Le revenu universel rouvre aussi à l’idée que nous pouvons être tous rémunérés pareils. A chacun selon ses besoins selon le vieux slogan marxiste qui détruit l’idée d’effort et de mérite. Il est le prototype des droits créances consistant à faire croire indûment à chacun qu’il peut exiger des autres le paiement d’une dette qu’ils n’ont jamais contractée.

 

Cette illusion dénature les rapports sociaux en contribuant à leur déséquilibre et en favorisant des revendications infondées.
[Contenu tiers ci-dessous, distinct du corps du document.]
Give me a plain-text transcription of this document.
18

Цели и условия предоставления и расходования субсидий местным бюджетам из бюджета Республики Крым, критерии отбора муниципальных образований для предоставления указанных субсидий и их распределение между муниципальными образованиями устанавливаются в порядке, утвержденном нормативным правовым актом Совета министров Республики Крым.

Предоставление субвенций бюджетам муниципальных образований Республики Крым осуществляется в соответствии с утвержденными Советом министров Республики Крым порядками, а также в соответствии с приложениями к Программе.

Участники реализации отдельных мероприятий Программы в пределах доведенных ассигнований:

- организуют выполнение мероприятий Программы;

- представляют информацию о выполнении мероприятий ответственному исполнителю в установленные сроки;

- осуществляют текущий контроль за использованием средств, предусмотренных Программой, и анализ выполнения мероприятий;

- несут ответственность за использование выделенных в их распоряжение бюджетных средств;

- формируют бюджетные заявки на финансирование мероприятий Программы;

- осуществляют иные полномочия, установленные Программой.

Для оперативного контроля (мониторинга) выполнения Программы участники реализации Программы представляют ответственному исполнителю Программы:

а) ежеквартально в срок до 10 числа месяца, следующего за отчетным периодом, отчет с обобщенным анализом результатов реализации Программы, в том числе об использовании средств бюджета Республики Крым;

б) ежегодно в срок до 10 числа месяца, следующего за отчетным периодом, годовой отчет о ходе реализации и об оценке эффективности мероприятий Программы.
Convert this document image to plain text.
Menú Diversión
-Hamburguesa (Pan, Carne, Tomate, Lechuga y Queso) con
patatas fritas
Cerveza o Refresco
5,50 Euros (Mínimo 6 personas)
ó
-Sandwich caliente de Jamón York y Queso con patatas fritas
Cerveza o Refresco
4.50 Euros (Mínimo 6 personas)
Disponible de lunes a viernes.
Il ne contribuerait même pas à l’égalité tant les pouvoirs d’achat sont parfois différents d’une région à l’autre et il pourrait constituer  un appel d’air pour une immigration « d’opportunisme » ajoutant à la déstabilisation sociale.

 

L’attribution à tous d’un revenu par l’Etat poserait encore une question de démocratie. Car qui paye contrôle selon le vieil adage. Et tous risqueraient de devenir les obligés de l’Etat, des clients au sens romain du terme. Bismark l’avait compris qui institua l’Etat-providence dans le but presque avoué de contrôler les populations, de les tenir par les allocations distribuées comme Rome soumettait sa populace par la distribution de pains et de jeux.

 

La vraie égalité ne saurait être octroyée comme une manne accordée par une nomenklatura qui en garde le contrôle. Elle est celle des hommes auxquels est garantie la liberté de penser et d’agir, de créer et d’aimer sans dépendre de l’argent des autres. Elle est celle que l’état de droit permet à chacun de conquérir par l’effort et l’accomplissement de soi.

 

Un financement impossible

Au demeurant, le coût du revenu universel serait prohibitif. Il serait de l’ordre de 480 milliards d’euros en France pour un revenu de 785€ par mois. Un coût totalement irréaliste et insupportable pour les contribuables qui devraient payer ou partir à l’étranger pour y échapper. L’OCDE a calculé qu’en répartissant également le montant total des dépenses sociales des pays développés entre chaque individu quelle que soit sa situation, chacun percevrait une somme très modeste, soit pour les Français par exemple à peine 20% du seuil de pauvreté.

 

Financer un Revenu universel, cela signifie augmenter les impôts de ceux qui produisent, innovent, entreprennent. Ca n’est pas en taxant les robots, comme le propose Bill Gate, qu’on y arrivera. Bâtir un projet politique sur les promesses intenables d’une abondance obtenue sans travail est le fruit d’une irresponsabilité capable de dégénérer en médiocrité universelle au mieux et en tyrannie larvée ou affichée au pire.

 

Car l’égalitarisme qui tue l’initiative et l’incitation au travail nivelle la société par le bas jusque dans la grisaille des systèmes où ne survivent que ceux qui savent profiter de l’appareil du pouvoir, les apparatchiks. L’utopie est nécessairement vouée à l’infaisabilité que le pouvoir cherche alors à surmonter en augmentant les prélèvements qui pèsent sur les producteurs jusqu’à épuisement en même temps qu’il explique ses insuccès par la dénonciation de boucs émissaires condamnés pour les crimes improuvés de sabotage des illusions perdues comme autant de mirages évaporés sans fin.